# Banana-Boot selber bauen



## Kainzi (19. Februar 2010)

Hallo Leute,

da es mir zur Zeit ein wenig zu kalt zum angeln ist bin ich am überlegen mir ein Faltboot selber zu bauen. Wollte mal fragen ob jemand schon Erfahrungen damit gemacht hat.

Bin schon auf nen Plan gestoßen.

http://www.tecpaper.com/xu_bp_na400.htm

nur scheinen mir 90 Euro dafür doch ein wenig teuer. Wollte fragen ob es sowas nicht irgendwo umsonst oder zumindest günstiger gibt, vor allem die Adressen woher man das Material bekommt wären sicher intressant.

Also vielen dank schon mal für die Hilfe.


----------



## Der Buhnenfischer (20. Februar 2010)

*AW: Banana-Boot selber bauen*

Hast du mal nachschaut, was eine "Banane" kostet?  
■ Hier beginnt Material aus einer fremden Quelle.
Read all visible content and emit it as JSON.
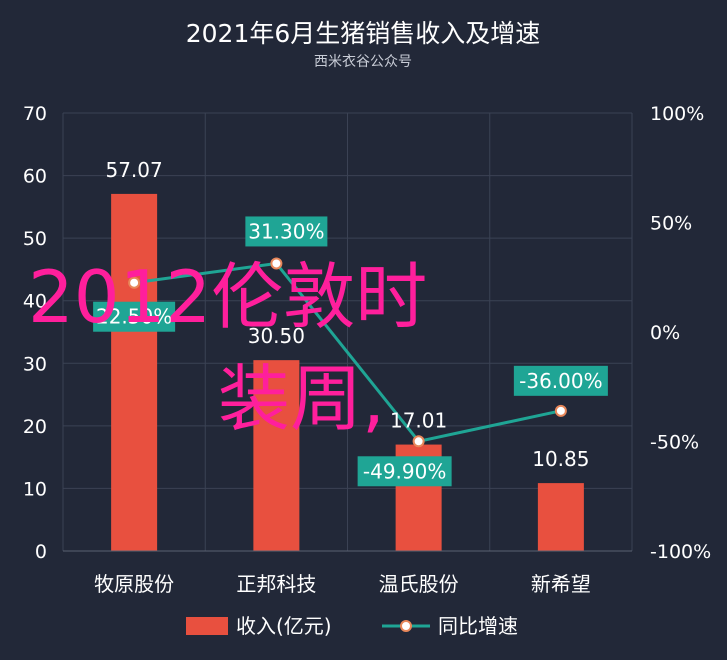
{
  "chart_data": {
    "type": "bar",
    "title": "2021年6月生猪销售收入及增速",
    "subtitle": "西米衣谷公众号",
    "categories": [
      "牧原股份",
      "正邦科技",
      "温氏股份",
      "新希望"
    ],
    "series": [
      {
        "name": "收入(亿元)",
        "type": "bar",
        "axis": "left",
        "color": "#e8503f",
        "values": [
          57.07,
          30.5,
          17.01,
          10.85
        ],
        "labels": [
          "57.07",
          "30.50",
          "17.01",
          "10.85"
        ]
      },
      {
        "name": "同比增速",
        "type": "line",
        "axis": "right",
        "color": "#1fa595",
        "values": [
          22.5,
          31.3,
          -49.9,
          -36.0
        ],
        "labels": [
          "22.50%",
          "31.30%",
          "-49.90%",
          "-36.00%"
        ]
      }
    ],
    "y_left": {
      "ylim": [
        0,
        70
      ],
      "ticks": [
        "0",
        "10",
        "20",
        "30",
        "40",
        "50",
        "60",
        "70"
      ]
    },
    "y_right": {
      "ylim": [
        -100,
        100
      ],
      "ticks": [
        "-100%",
        "-50%",
        "0%",
        "50%",
        "100%"
      ]
    },
    "grid": true,
    "legend": "bottom"
  },
  "watermark": {
    "lines": [
      "2012伦敦时",
      "装周,"
    ]
  }
}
Schau mal hier im Board nach, über das Thema haben schon einige User was geschrieben... Ich meine gelsen zu haben, das einer schon dieses Boot gebaut hat.


----------



## ulf (20. Februar 2010)

*AW: Banana-Boot selber bauen*

Hallo

Die Konstruktion der Festen Teile ist nicht weiter schwer, Da müssen lediglich die Kanten, die über Scharniere und Dichtung verbunden werden, gleich sein, damit man das zusammenlegen kann. Das knifflige ist, das Material für die Dichtungen zu bekommen und das dann dauerhaft mit den festen Teilen zu verbinden. Aber auch hier ist Google dein Freund .

Gruß Ulf


----------



## Different (26. Juni 2011)

*AW: Banana-Boot selber bauen*

Schade der abere link geht leider nicht mehr
Wisst Ihr evtl.auch welches MAterial bei den Booten verwendet wird??

PP oder PE?


----------



## Bulettenbär (26. Juni 2011)

*AW: Banana-Boot selber bauen*

PP

Schau mal bei Barsch-Alarm........
oder im Bananaboot-Forum......


----------



## MArvin123 (8. August 2011)

*AW: Banana-Boot selber bauen*

Moin! 

Hier ein perfekter Link: http://barsch-alarm.de/News/article/sid=1309.html

Hoffe es hilft dir weiter  

Gruß Marvin


----------



## heinmama (8. August 2011)

*AW: Banana-Boot selber bauen*

Hallo,

der Barschalarm Link ist cool.  Hier noch ein Link

http://svensons.com/boat/.

Gr.

Heinmama


----------